21 February 2010

Top Ten Films of 2009 - #8: sleep furiously

sleep furiously (Gideon Koppel) UK, 94 mins.



Gideon Koppel's debut film sleep furiously is the first of two documentaries in my top ten list of last year (more on the other one soon). Neither are documentaries in the usual sense though; both are more akin to visual meditative sketches of a specific place (and the history inherent in that place) than deliberate examinations detailing facts or uncovering truths.

For a multitude of reasons there are a number of documentary films I often gravitate towards where, among other things, the filmmakers' aim is to plainly and often unobtrusively observe the people and places they document. Errol Morris' excellent Gates of Heaven (1978) (about a pet cemetery in Napa Valley, California) and his follow-up, the under seen featurette Vernon, Florida (1983) (observations on the titular town's eccentric inhabitants) are both key examples where the locations are crucial, the people chanced upon even more so, and the focus is on the evocation, more than the description, of a place. Last year Nikolaus Geyrhalter's Our Daily Bread/Unser täglich Brot (2005), which merely sequentially charted a variety of means of food production and preparation, made my top ten. Ross McElwee's Bright Leaves (2003), Ron Peck's Fighters (1991) and David Lynch's web series Interview Project (2009-2010) also aptly fit this rather specialised template, too. All these films have simple yet spellbinding attributes about them, and wonderful idiosyncrasies contained within them. Koppel's film is another in this vein.

The film's curious and contrastive title comes from the grammatically correct but nonsensical phrase writer Noam Chomsky came up with 50 years ago: "colourless green ideas sleep furiously". It's about the small Welsh farming town of Trefeurig, situated roughly four miles north-east of Aberystwyth, and the day-to-day rituals and occurrences of its inhabitants - one of which is director Koppel's mother, who, along with his father, came to the town as refugees to escape Nazi Germany. Koppel was brought up in Trefeurig and the film is somewhat the product of his return home.



This points to a beguiling dichotomy in the way the film is shot and structured. It's evident that Koppel's relationship with the town and its particular everyday rhythms is strong, and is filtered through authentic knowledge and genuine fondness of the place. But there's also present a distanced yet inquisitive nature to what's being filmed. Parts of it feel like Koppel's camera is revisiting familiar locations, intent on capturing perhaps what made them important for him; and parts feel as if he's seeing things for the first time, finding small wonders in all the normality.

For example, shots of daily farming routines or the town's library van weaving its way over the expansive hills - shot from afar - have the wistful haze of nostalgia about them, but scenes of periphery folk in the community - whether they are parents debating the possible closure of the school or older residents sitting contemplatively in their homes - are shot from the perspective of a respectful but inquiring outsider, someone who's documenting these small events without wanting to intrude or comment directly upon them.

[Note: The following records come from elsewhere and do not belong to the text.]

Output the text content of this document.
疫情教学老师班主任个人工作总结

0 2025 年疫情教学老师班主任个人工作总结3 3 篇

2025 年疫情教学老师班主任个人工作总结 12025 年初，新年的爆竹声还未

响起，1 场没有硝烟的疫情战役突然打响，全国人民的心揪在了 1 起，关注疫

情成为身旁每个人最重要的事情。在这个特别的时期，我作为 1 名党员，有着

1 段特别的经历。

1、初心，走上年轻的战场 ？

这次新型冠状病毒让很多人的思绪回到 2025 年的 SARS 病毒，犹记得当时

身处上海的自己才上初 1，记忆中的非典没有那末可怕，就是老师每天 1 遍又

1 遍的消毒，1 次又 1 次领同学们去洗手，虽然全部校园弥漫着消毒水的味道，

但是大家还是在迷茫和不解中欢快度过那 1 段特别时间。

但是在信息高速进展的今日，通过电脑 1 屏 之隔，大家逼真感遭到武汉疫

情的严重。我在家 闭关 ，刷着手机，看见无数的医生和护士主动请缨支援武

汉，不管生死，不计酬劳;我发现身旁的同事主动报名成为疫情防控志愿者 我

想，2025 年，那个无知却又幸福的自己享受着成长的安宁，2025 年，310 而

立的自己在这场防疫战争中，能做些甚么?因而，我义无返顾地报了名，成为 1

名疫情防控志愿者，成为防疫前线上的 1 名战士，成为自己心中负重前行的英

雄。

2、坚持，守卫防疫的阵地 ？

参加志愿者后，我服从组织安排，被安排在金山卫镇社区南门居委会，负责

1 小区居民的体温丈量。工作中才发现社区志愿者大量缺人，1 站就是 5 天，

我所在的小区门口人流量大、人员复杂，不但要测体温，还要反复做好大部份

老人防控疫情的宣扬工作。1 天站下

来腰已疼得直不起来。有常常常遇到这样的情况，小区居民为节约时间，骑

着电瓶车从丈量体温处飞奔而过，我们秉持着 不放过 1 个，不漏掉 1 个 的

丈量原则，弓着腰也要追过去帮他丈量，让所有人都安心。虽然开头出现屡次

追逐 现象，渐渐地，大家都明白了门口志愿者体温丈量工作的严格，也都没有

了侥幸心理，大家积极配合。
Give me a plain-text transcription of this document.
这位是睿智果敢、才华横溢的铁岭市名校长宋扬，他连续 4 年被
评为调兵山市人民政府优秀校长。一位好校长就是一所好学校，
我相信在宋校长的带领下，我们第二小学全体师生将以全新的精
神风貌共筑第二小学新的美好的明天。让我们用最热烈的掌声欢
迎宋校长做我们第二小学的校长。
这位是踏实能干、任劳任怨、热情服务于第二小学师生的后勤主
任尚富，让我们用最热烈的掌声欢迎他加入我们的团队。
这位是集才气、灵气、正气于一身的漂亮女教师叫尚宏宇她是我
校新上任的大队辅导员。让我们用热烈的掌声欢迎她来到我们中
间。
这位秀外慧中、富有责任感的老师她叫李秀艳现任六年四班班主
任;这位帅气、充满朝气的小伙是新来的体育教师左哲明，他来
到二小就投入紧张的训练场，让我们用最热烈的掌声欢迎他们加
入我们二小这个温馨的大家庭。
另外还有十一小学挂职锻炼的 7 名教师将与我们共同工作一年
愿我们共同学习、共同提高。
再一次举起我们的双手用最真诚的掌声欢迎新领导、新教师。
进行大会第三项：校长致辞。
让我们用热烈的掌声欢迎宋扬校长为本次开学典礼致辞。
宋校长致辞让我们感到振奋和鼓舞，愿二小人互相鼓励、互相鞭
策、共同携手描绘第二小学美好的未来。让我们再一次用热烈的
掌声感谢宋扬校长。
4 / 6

The sequencing of shots - from shepherds herding sheep to a woman renting a Danielle Steele book from the van, and from Koppel's mother positioning of a stuffed owl in her house to a man (very amusingly) reading a poem about the redundancy of metal signposts - is structured in a piecemeal fashion and appear to be chosen seemingly at random, but they do roughly follow events recorded over the course of a year (the duration of the seasons is nicely conveyed, without much undue stress on the passing of time). The melancholic slant to the film is surely derived from the feeling that Koppel possibly sees Trefeurig as a disappearing way of life.



The film blends its varying approaches with a deft skill that consistently displays a feeling of real warmth and respect for Trefeurig - it should coming from someone so close to it. But it doesn't feel like a homely, parochial study. The way of life, and the people there, aren't necessarily sentimentalised because of his familiarity. I figured that the soundtrack of - alternately - gently piano-led electronic doodles, then more beat-driven, uptempo tracks, courtesy of Aphex Twin (and mixed with what feels like largely unaltered natural sound), goes some way in making everything seem much less hokey than it could have been in someone else's hands. It marks sleep furiously out as the work of a filmmaker who likes to explore contemporary means of depicting non-current themes; its aptly bucolic though not inferior or insular. This is a large part of why it's such a greatly charming film.

sleep furiously is a true one-off. A painterly film, made using the sparest of imagery yet honed with a sharp eye for composition. Each frame is carefully considered, but none feel overly or self-consciously arty for the sake of it. Familiar objects and locations are treated in a singular style to look uncommonly fresh: sound and image, the most basic of filmmaking equipment, work together in pure concordance with one another. Each shot is like a word that, strung together, make up visual song just as fractured and as delicately rendered as one of the lovely Aphex Twin compositions that score the film. And it's all as unfathomably intriguing as the Chomsky phrase itself. (The only bum note is that the title is apparently preferred written all in lowercase - a slight but rather precious decision if you ask me. Other than that, all is near perfect for a documentary of this kind.)